JB Pritzker Steps Up Against Trump’s Inhumane El Salvador Prison Operation
Pritzker announced that Illinois will boycott investments in El Salvador in retaliation for the country's president, Nayib Bukele, working hand-in-glove with Trump.
Photo: Getty Images
Everything is terrible, but Democrats at every level can—and absolutely must—still do good, or at least useful, things. On Wednesday, Illinois Gov. JB Pritzker (D) announced a boycott of Illinois investments in El Salvador in retaliation for the country’s president, Nayib Bukele, working hand-in-glove with the Trump administration to imprison unjustly deported American residents at a facility called CECOT. In a statement, Pritzker accused the Salvadoran government of “aiding the Trump administration’s unlawful and unconstitutional actions.”
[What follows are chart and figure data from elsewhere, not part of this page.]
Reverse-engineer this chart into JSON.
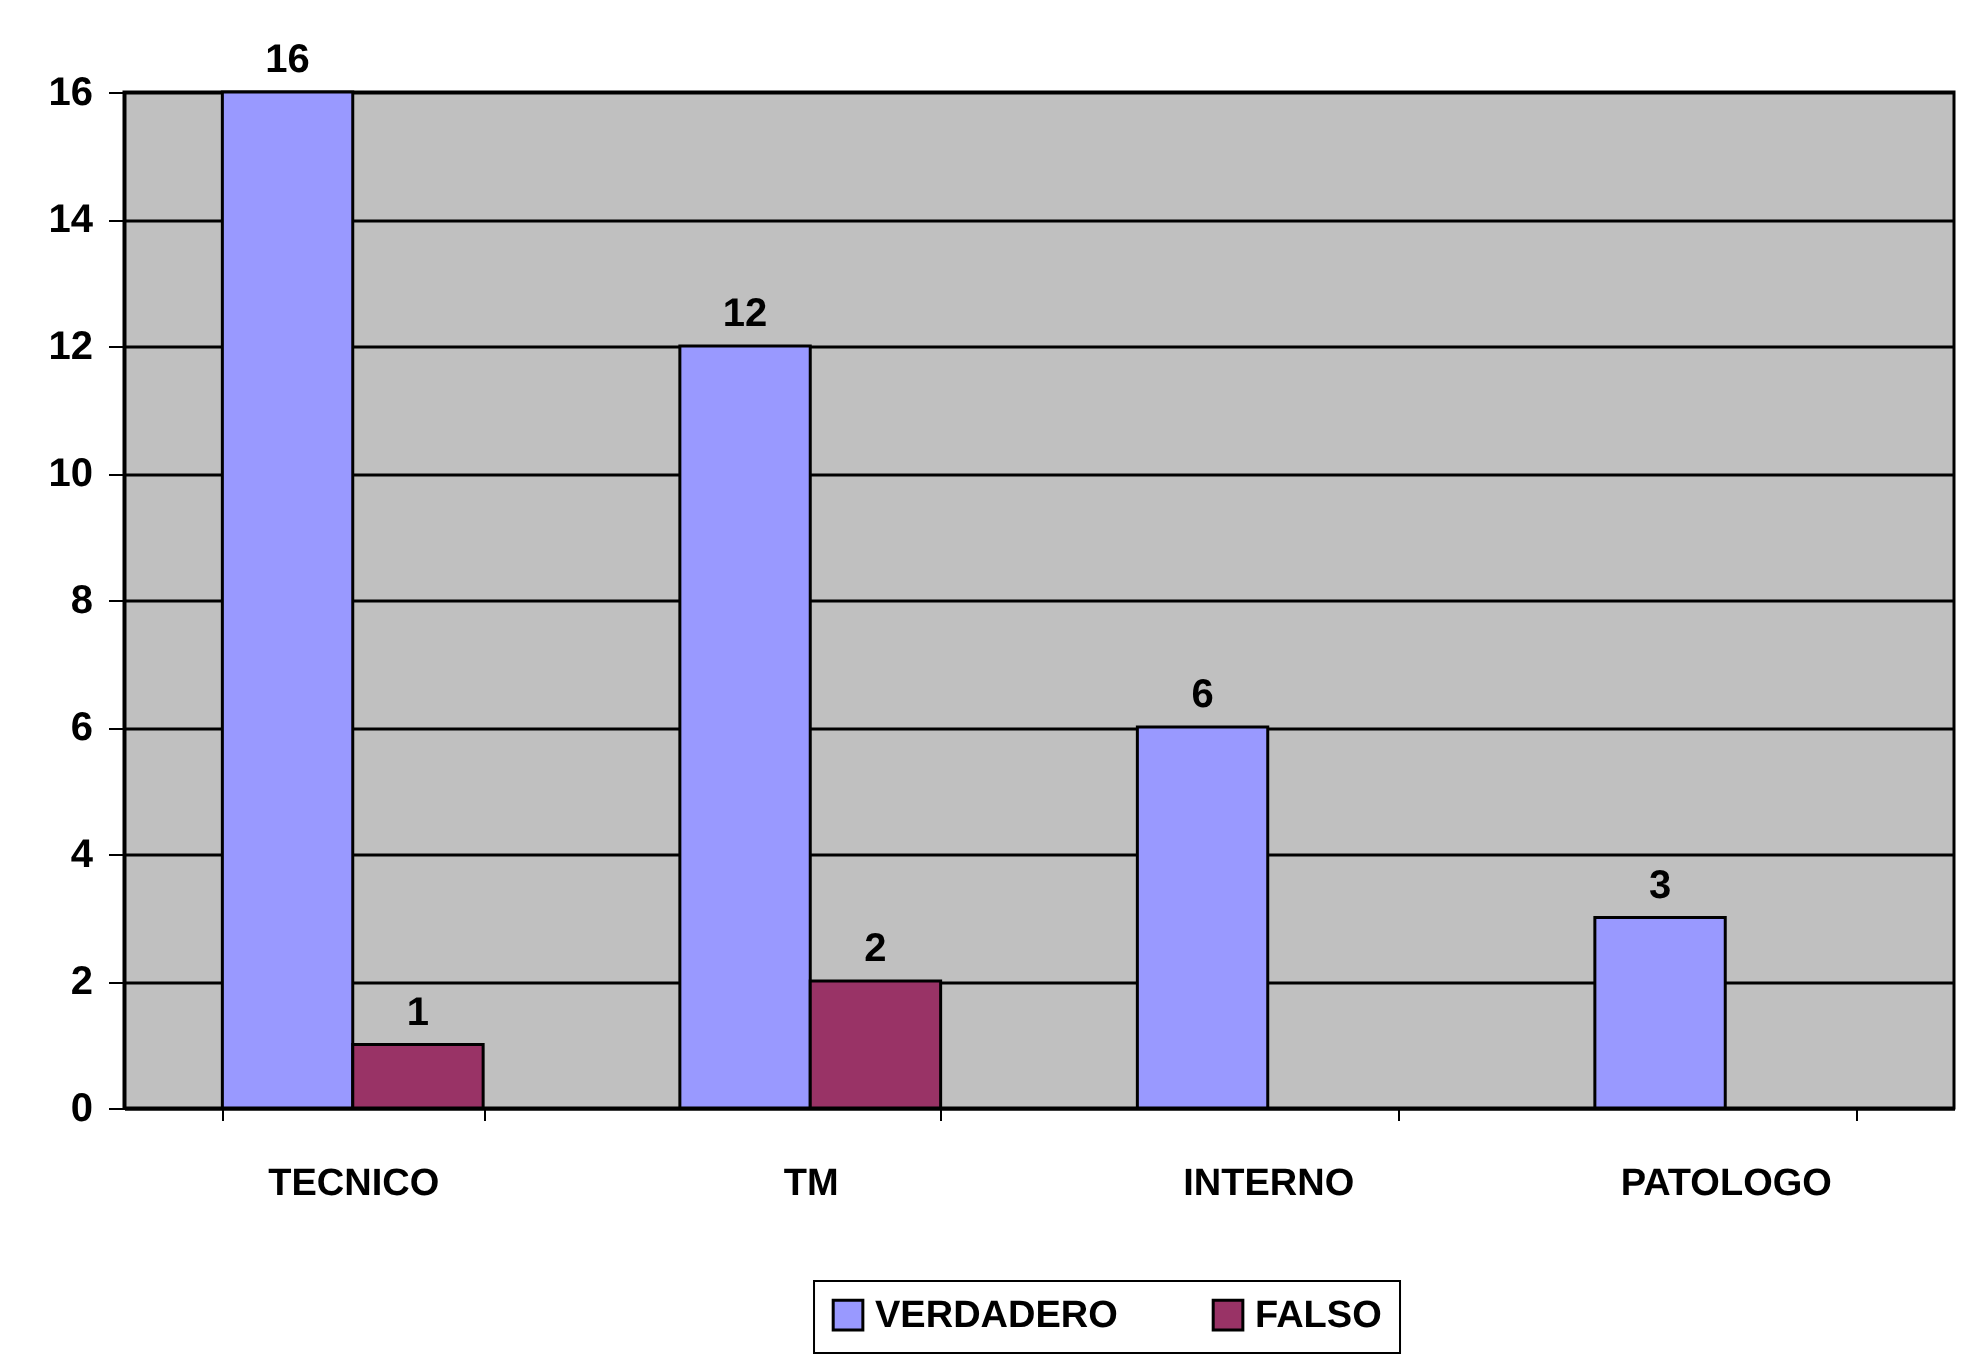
{
  "chart_data": {
    "type": "bar",
    "categories": [
      "TECNICO",
      "TM",
      "INTERNO",
      "PATOLOGO"
    ],
    "series": [
      {
        "name": "VERDADERO",
        "color": "#9999ff",
        "values": [
          16,
          12,
          6,
          3
        ]
      },
      {
        "name": "FALSO",
        "color": "#993366",
        "values": [
          1,
          2,
          null,
          null
        ]
      }
    ],
    "ylim": [
      0,
      16
    ],
    "yticks": [
      0,
      2,
      4,
      6,
      8,
      10,
      12,
      14,
      16
    ],
    "grid": "y",
    "legend": "bottom",
    "data_labels": true
  }
}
“The United States Constitution guarantees due process. We are witnessing Donald Trump erode our fundamental Constitutional rights in real time, and we must fight to restore the balance of power,” the governor’s statement continued. “The State of Illinois will stand up for the Rule of Law and do everything in our power to stop the Trump administration from ripping apart our most basic rights.”
Pritzker’s office says it has directed Illinois pension funds to review whether they invest in companies based in El Salvador, and also ordered the state’s Department of Central Management Services to determine whether state procurement contracts have been granted to El Salvador-based companies.
It’s been over a month since the Trump administration deported over 200 American residents to El Salvador, where they’re now serving life sentences in a maximum security prison notorious for its rampant human rights abuses, all without any due process. Trump has repeatedly made clear he intends to start sending citizens to CECOT, too: “Home-growns are next. The home-growns. You gotta build about five more places. It’s not big enough,” he told Bukele in the Oval Office last week. The Wall Street Journal then reported that, per Trump’s orders, El Salvador is now preparing to expand CECOT to hold up to 80,000 prisoners and expects “the U.S. to send enough to fill it.”